Doch dann kam der Bruch, denn ich habe zum katholischen Glauben zurückgefunden. Natürlich habe ich nicht von einem Tag auf den anderen alle meine Kontakte verloren. Von manchen profitiere ich noch heute. Manche Freundschaften sind zu Ende gegangen, weil die gemeinsame Basis nicht mehr da war. Doch mein Problem war: Ich verdiente mein Geld mit Schreiben. Mit Ideen. Als meine Ideen sich änderten, waren sie nicht mehr gefragt. Man bekommt nur einen Platz, wenn man das Richtige sagt. Ein Grund zu verzweifeln ist das freilich nicht. Es gibt schließlich noch andere und wahrscheinlich sogar ehrbarere Berufe als den des Journalisten oder des Hochschulgermanisten, und es schadet nicht, sich manchmal neu zu orientieren.

Aber das journalistische Schreiben wollte ich nicht ganz lassen. Ich hatte am Anfang die Idee, ich könnte mein Wissen und mein journalistisches Können nutzen, um etwas für die Kirche zu tun. Natürlich habe ich nicht erwartet, daß es dort einen großen Markt für Texte gibt. Es ging mir auch nicht ums Verkaufen. Ich wollte einfach nur was Sinnvolles tun, doch eine Möglichkeit dazu zu finden, erwies sich als sehr zähes Unterfangen. Während im linksliberalen Milieu jeder gerne gesehen ist, der ungefähr die richtige Position vertritt und jedes Angebot, etwas für die gute Sache zu tun, mit Freuden angenommen wird, erlebte ich hier das Gegenteil: untereinander zerstrittene Grüppchen, ein Milieu, das in sich abgeschlossen wirkt und von tiefem Mißtrauen Außenstehenden gegenüber geprägt ist – was sich sicher damit erklärt, daß es immer mehr an den Rand gedrängt wird. Da ich aus einem anderen Umfeld kam, war mein Blick scharf für die Unterschiede. Vieles verlief anders, als ich es gewohnt war. Während ich sonst auf Tagungen leicht mit Leuten ins Gespräch komme, erlebte ich z.B. auf einem katholischen Kongreß, wie es ist, unter Menschen richtig allein zu sein. Meine Versuche, mit kleineren katholischen Vereinen in Kontakt zu treten, weil ich gerne geholfen hätte, waren fruchtlos. Ich habe fünf Jahre lang mehrmals in der Woche in einer Gemeinde die Heilige Messe besucht, ohne daß mich irgendjemand angesprochen hätte. Klar, ich habe ab und zu mal jemanden angesprochen. Aber wieso gibt es in katholischen Gemeinden niemanden, der Neue begrüßt? In jeder Freikirche gibt es dafür ganze Teams. Wieso freut man sich nicht, wenn jemand helfen will? Ich habe es mir irgendwann damit erklärt, daß es an mir liegt: Wahrscheinlich fehlt mir der Stallgeruch, ist mein Habitus einfach nicht katholisch genug.

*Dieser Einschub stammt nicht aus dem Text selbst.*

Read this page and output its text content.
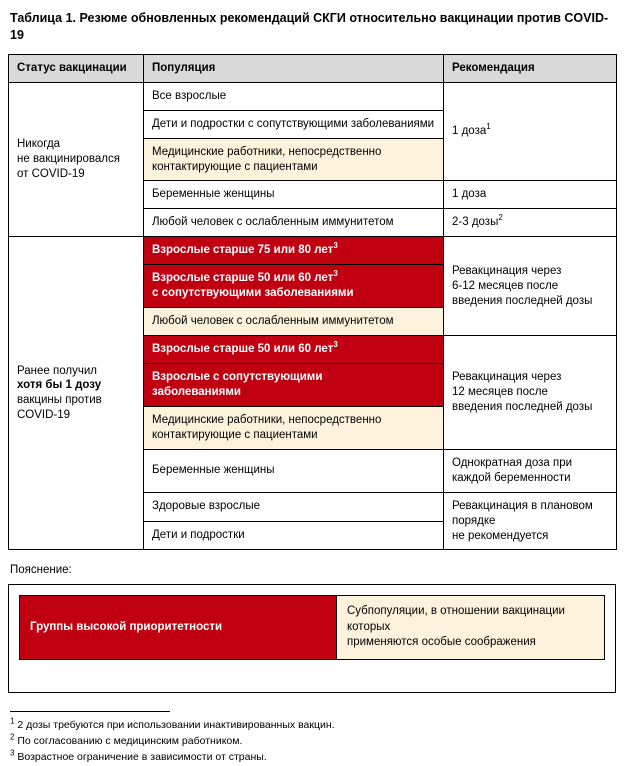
Таблица 1. Резюме обновленных рекомендаций СКГИ относительно вакцинации против COVID-19
Статус вакцинации	Популяция	Рекомендация
Никогда
не вакцинировался
от COVID-19	Все взрослые	1 доза$^1$
	Дети и подростки с сопутствующими заболеваниями	
	Медицинские работники, непосредственно контактирующие с пациентами	
	Беременные женщины	1 доза
	Любой человек с ослабленным иммунитетом	2-3 дозы$^2$
Ранее получил
хотя бы 1 дозу
вакцины против
COVID-19	Взрослые старше 75 или 80 лет$^3$	Ревакцинация через
6-12 месяцев после
введения последней дозы
	Взрослые старше 50 или 60 лет$^3$
с сопутствующими заболеваниями	
	Любой человек с ослабленным иммунитетом	
	Взрослые старше 50 или 60 лет$^3$	Ревакцинация через
12 месяцев после
введения последней дозы
	Взрослые с сопутствующими
заболеваниями	
	Медицинские работники, непосредственно контактирующие с пациентами	
	Беременные женщины	Однократная доза при
каждой беременности
	Здоровые взрослые	Ревакцинация в плановом
порядке
не рекомендуется
	Дети и подростки	
Пояснение:
Группы высокой приоритетности	Субпопуляции, в отношении вакцинации которых
применяются особые соображения

$^1$ 2 дозы требуются при использовании инактивированных вакцин.

$^2$ По согласованию с медицинским работником.

$^3$ Возрастное ограничение в зависимости от страны.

Was soll's. Zuletzt habe ich eine Möglichkeit gefunden, etwas für die Kirche zu tun. Da war viel glückliche Fügung dabei. Vielleicht hat es auch einfach nur seine Zeit gebraucht, wenn auch eine sehr lange Zeit. Den Wunsch, Anschluß an eine Gemeinde zu finden, habe ich nicht mehr. Ich gehe sonntags in die Alte Messe und ab und zu unterhalte ich mich mit einem netten und klugen älteren Herrn. Es ist schön, dafür bin ich dankbar.

Vielleicht machen Andere, die zur Kirche finden, andere Erfahrungen als ich, das würde ich mir wünschen. Dennoch: Ein bißchen was von den Linken abgucken könnte man sich schon.